Shy, reticent and completely taken for granted, Agnes (Kelly Macdonald) has rarely done anything for herself. A devoted wife, mother and church member, Agnes spends her days cleaning up after and cooking for her husband Louie (David Denman) and adult sons Ziggy (Bubba Weiler) and Gabe (Austin Abrams) until one day, she discovers she has a knack for solving jigsaw puzzles impressively fast. Her talent leads her to meet Robert (Irrfan Khan), who encourages her to partner up with him so they can enter jigsaw solving competitions together.

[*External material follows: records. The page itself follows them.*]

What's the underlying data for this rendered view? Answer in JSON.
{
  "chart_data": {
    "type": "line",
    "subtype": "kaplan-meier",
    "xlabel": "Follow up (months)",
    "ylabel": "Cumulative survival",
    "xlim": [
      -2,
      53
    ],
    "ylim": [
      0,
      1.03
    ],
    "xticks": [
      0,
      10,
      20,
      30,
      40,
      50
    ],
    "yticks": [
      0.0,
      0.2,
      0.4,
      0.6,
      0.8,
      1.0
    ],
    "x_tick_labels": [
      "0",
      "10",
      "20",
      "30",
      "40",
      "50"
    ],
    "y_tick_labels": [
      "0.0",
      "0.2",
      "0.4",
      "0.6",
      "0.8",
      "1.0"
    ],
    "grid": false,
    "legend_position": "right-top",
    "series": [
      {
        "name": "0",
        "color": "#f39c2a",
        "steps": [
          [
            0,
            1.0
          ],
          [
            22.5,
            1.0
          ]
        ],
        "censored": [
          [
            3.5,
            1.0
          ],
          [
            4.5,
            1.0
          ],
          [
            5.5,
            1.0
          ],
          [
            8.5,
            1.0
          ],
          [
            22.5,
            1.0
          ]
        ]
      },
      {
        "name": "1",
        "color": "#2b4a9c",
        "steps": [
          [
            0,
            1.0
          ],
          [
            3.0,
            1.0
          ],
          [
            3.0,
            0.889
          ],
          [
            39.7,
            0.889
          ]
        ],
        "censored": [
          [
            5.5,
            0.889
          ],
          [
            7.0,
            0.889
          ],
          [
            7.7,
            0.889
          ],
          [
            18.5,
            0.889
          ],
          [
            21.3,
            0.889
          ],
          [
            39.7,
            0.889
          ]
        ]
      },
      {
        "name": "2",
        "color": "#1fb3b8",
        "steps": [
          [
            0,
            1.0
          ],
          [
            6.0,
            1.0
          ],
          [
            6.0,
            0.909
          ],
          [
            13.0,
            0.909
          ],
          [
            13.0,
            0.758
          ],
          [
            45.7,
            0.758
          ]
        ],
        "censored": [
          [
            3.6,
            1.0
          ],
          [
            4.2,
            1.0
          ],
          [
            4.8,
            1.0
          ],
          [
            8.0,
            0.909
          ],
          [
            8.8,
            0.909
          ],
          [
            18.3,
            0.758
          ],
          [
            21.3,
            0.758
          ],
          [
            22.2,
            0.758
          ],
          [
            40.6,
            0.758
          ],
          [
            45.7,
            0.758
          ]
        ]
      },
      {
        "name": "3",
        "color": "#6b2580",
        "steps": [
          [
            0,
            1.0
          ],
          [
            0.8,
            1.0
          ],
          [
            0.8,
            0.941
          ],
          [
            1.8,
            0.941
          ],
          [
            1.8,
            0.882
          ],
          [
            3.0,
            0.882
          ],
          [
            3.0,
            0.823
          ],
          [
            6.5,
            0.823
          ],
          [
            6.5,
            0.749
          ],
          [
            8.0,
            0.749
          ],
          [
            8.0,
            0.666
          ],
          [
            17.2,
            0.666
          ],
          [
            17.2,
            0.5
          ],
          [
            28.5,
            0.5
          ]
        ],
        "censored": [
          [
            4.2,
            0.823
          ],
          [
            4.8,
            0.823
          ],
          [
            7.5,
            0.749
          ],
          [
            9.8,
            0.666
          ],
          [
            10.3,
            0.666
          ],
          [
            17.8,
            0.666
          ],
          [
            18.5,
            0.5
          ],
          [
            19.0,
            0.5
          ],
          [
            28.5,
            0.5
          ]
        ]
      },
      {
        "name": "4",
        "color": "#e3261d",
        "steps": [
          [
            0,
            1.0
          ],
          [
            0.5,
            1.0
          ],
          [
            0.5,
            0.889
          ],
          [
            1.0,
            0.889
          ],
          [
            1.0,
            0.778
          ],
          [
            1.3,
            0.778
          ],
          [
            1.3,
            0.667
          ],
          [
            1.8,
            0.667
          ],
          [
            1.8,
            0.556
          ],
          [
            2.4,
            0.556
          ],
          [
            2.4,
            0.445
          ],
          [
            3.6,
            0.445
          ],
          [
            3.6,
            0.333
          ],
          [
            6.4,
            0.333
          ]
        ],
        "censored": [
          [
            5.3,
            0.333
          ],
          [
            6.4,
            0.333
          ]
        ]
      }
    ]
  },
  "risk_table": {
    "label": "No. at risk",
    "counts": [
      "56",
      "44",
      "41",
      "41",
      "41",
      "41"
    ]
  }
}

In spite of a variety of starring roles in the likes of ‘Trainspotting’, ‘Intermission’, ‘No Country for Old Men’, ‘Nanny McPhee’, ‘Boardwalk Empire’ and even Disney Pixar’s ‘Brave’, Kelly Macdonald remains an actress who has not gotten the recognition for the talent that she is. In a way then, the role of Agnes is tailor-made for her, and Macdonald is able to evoke deep-felt empathy in audiences through her performance. The opening to ‘Puzzle’ consists of a twist which is particularly exemplary of this, and sets up Agnes as a woman trapped in a traditional role that to some seems old-fashioned, but for many is the reality.


Opposite Agnes, as her respective life and gaming partners, are husband Louie and inventor Robert, with both ‘The US Office’ star David Denman and ‘Jurassic World’s Irrfan Khan taking well to the respective roles. While Louie is by no means a bad man, the film progresses to represent him as a small town man with a narrow upbringing which in turn also has him entrapped by tradition and heteronormativity. Meanwhile Robert’s good-natured, quietly confident, playful attitude helps Agnes come out of her shell.


Witnessing Agnes’s family change just as she does is nicely done, for both her marriage and relationships with her sons become affected as she starts doing things for herself and insisting on authority in the household. The storyline of her involvement with the local church and community, however, seems glazed over and not properly integrated. The storyline also sees a shift from being less about an unusual sport to being a traditional romantic plot. While this is not done suddenly and nonsensically, it may be disappointing for those who wanted to see more behind the curtains of the competitive jigsaw solving world.


In any case, ‘Puzzle’ is sold thanks to its bittersweet plot and outstanding performance from Macdonald as the lead. She is angelic and sincere as Agnes, a woman who, for the first time, has found something she is truly excited about, and having been totally selfless all her life, realises that self-care is important too.